The New Madrid Quake was the largest in American history. Most US residents, when asked to name the biggest quake in our history, will most often name the San Francisco Quake of 1906.  The mistake is in part because reporting was significantly better in the early 1900s than in early 1800s. There was little loss of life in the New Madrid Quake. Settlers lived in one story log homes. If the quake destroyed them, the settlers either rebuilt or moved away. San Francisco’s quake and subsequent fire destroyed the city with the loss of thousands of lives. It is, for sure, the more memorable event.  

But if New Madrid’s seismic zone fires up as it did in 1811, it will take back the title of biggest and baddest.   

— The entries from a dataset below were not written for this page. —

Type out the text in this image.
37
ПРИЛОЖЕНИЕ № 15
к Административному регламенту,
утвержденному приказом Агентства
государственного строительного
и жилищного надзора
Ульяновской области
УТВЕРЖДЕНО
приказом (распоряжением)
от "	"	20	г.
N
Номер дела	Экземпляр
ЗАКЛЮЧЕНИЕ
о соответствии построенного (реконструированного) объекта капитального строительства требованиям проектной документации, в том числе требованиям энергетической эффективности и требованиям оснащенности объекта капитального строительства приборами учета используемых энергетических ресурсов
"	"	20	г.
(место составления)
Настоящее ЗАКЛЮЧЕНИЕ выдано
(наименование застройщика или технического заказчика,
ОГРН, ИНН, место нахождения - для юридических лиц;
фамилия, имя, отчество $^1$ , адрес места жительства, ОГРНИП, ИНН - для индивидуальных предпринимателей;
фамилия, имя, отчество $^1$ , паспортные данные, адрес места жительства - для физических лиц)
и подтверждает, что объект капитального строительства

In West Kentucky alone, according to Heltzel, three thousand bridges will be affected. Six are major bridges that if damaged could stop relief by truck convoys. There is predicted to be a large loss of life. A big quake will affect the economy of the whole nation. Transmission lines broken in the quake area can darken the East Coast. Broken natural gas transmission pipelines through West Kentucky will cause hardship for half the nation.  

What’s needed, General Heltzel told twenty people from two small West Kentucky counties, is public awareness and preparation.  General Heltzel was asked by Hickman County Emergency Director Shadd Byassee if earthquakes in surrounding areas have any connection to the New Madrid Seismic Zone.  

Heltzel answered that he has been tracking earthquakes around the world and around the US.   “I can’t say they are related. But we are moving as fast as we can to get a plan in place,” was his rueful reply.